Casualties deals with the effect the pressures of fighting in Afghanistan have on the relationship between two members of a Counter IED team and the woman one of them has left behind. It is of course a dramatic fiction but I felt it was important for it to be based in fact. I wanted to be sure that the characters I had developed were believable, their dialogue authentic, and their situation realistic. To do anything less I felt would be disrespectful and exploitative.

All those who serve out there are under no illusion about the futility of it all

In many ways it was predictable that one day I would write a play about Afghanistan. In my youth I had seen some service, although not enough that I felt I could call myself an ex-soldier, but a brief spell with 29 Commando has stayed an important part of my life. I often look back on those days with a great fondness and a certain amount of regret that it all came to an abrupt end through injury, but then Dr Johnson was quite right when he said, “Every man thinks meanly of himself for not having been a soldier.” So when in 2007 two men from my old battery were killed in Afghanistan I felt a personal connection with the conflict, and I have watched with interest, and a sense of inevitability, the escalation of hostilities, the political cooling off and the cynical attempt to brush the whole matter under the carpet.

You must have noticed how these days we no longer see the funeral corteges passing through Royal Wootton Bassett, the Ministry of Defence having moved military repatriations to the less public RAF Brize Norton, and how the deaths of soldiers rarely make the headlines, reports ending up squashed into a few column inches on page seven. Nowadays a soldier has to be horrifically murdered in Woolwich for the media to take any real notice. 

The number of men and women who have suffered violent amputations from IED strikes are also hidden away in the casualty figures, and seeing their stoical interviews on television hardly informs us of the extent of their suffering, and when they tread on that pressure plate they are not the only victims; their families friends and comrades are also affected.
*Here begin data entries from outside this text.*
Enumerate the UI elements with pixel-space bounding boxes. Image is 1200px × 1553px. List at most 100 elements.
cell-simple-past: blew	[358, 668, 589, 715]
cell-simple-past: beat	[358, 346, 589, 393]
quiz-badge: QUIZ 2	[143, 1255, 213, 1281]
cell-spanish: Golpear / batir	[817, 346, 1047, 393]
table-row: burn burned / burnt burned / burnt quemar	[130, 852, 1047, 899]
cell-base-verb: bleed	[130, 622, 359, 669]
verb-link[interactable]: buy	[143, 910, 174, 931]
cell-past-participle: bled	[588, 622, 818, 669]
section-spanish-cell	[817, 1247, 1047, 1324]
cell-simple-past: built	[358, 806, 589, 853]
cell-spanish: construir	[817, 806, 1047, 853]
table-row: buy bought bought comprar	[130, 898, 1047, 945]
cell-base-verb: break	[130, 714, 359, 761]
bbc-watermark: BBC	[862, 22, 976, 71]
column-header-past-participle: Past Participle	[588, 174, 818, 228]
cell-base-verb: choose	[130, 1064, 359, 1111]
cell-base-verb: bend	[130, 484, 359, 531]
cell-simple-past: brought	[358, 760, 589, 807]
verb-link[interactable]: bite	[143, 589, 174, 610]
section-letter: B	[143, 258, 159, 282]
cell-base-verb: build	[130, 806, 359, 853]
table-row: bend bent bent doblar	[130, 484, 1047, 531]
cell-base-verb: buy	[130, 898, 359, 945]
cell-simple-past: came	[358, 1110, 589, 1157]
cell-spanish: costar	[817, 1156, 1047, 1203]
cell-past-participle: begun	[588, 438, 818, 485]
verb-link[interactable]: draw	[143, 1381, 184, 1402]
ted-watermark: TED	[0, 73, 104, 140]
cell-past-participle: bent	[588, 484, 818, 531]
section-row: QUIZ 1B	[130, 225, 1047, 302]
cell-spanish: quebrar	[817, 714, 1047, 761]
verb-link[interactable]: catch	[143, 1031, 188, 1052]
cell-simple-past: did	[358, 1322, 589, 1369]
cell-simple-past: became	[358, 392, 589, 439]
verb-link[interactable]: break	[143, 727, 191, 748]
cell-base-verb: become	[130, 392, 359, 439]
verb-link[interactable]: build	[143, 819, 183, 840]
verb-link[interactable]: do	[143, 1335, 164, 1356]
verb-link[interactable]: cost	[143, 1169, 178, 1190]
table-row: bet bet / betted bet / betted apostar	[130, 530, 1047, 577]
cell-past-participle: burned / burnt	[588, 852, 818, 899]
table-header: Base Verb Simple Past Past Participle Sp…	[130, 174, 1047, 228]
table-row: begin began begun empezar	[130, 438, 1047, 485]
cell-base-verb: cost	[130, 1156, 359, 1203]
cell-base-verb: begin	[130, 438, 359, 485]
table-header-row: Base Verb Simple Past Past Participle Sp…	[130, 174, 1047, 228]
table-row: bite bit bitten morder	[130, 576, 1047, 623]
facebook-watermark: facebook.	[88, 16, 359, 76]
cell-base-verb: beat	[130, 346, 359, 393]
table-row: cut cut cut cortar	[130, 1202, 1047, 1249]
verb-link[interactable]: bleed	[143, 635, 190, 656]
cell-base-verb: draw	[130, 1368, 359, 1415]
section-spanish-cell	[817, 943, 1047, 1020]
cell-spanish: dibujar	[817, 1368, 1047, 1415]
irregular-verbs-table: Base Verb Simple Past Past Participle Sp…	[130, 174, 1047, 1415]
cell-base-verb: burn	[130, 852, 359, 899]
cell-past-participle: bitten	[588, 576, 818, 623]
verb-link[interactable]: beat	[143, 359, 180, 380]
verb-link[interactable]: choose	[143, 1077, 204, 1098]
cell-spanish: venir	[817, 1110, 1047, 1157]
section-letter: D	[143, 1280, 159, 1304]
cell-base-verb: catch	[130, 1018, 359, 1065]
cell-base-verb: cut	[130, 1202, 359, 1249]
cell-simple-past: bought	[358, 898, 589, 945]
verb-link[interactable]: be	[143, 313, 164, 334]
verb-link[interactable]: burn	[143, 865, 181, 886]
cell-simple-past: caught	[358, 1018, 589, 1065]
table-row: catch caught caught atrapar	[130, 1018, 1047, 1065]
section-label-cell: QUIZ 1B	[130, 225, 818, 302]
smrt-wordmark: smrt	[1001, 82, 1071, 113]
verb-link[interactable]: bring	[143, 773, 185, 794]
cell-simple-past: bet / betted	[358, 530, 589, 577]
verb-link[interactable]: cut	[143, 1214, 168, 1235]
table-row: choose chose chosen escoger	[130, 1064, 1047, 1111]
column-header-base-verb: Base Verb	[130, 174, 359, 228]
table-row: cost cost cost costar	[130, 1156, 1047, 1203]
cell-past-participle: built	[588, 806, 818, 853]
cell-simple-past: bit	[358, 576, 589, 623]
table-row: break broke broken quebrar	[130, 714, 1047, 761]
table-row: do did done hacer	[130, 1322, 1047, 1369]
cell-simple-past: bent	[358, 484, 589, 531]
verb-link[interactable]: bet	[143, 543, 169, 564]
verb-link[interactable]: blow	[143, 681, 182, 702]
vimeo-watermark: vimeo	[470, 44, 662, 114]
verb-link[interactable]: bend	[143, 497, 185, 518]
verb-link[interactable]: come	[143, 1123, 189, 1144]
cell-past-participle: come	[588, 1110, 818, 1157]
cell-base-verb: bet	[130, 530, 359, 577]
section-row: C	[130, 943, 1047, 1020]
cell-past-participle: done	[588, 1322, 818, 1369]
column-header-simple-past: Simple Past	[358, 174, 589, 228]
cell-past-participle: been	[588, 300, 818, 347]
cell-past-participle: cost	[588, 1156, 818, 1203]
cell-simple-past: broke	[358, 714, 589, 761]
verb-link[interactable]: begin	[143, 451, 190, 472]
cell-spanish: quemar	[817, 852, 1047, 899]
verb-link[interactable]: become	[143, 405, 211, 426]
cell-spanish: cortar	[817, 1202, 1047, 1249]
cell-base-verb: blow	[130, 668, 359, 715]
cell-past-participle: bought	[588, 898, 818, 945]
Soon the British army will be withdrawing from that war-ravaged country and the conflict will be consigned to endless documentaries on the History Channel. Most of us will be able to forget about it, but there are those who will carry the mental and physical scars of a pointless little war for the rest of their lives.

“We all know it’s pointless,” my friend across the table informs me. He explains that all those who serve out there are under no illusion about the futility of it all. They know that they will never win the fight and are certain that, when the troops finally pull out, the country will end up in the same state it was in before they got there. 

When I eventually managed to pluck up the courage to ask him what he thought about the script I was pleased to hear him say he had enjoyed it very much. There were a couple of minor technical points but overall he found the characters familiar, the dialogue authentic, and the situations believable. In fact he went on to talk about events that he had witnessed or heard about that were similar to those of which I had written, which meant by the end of the evening I was not feeling as pleased with myself as I should have been. You see, all of a sudden, everything had become a bit too real. The events I had written in fiction had actually happened, in one way or another, and that made me feel quite sad. 

To me Casualties is just a play, a piece of entertainment that I have written. It does have a message and a purpose, and there is a certain amount of truth in it, but it had come out of my head, or so I thought? Harry Burton, who is directing Casualties at the Park Theatre, has said from the start that it was a story that we have all been chosen to tell. Well, maybe he is right. Maybe the story has been out there all the time and I was just chosen to put it down on paper. In the Finsbury Park pub, it certainly started to feel like that.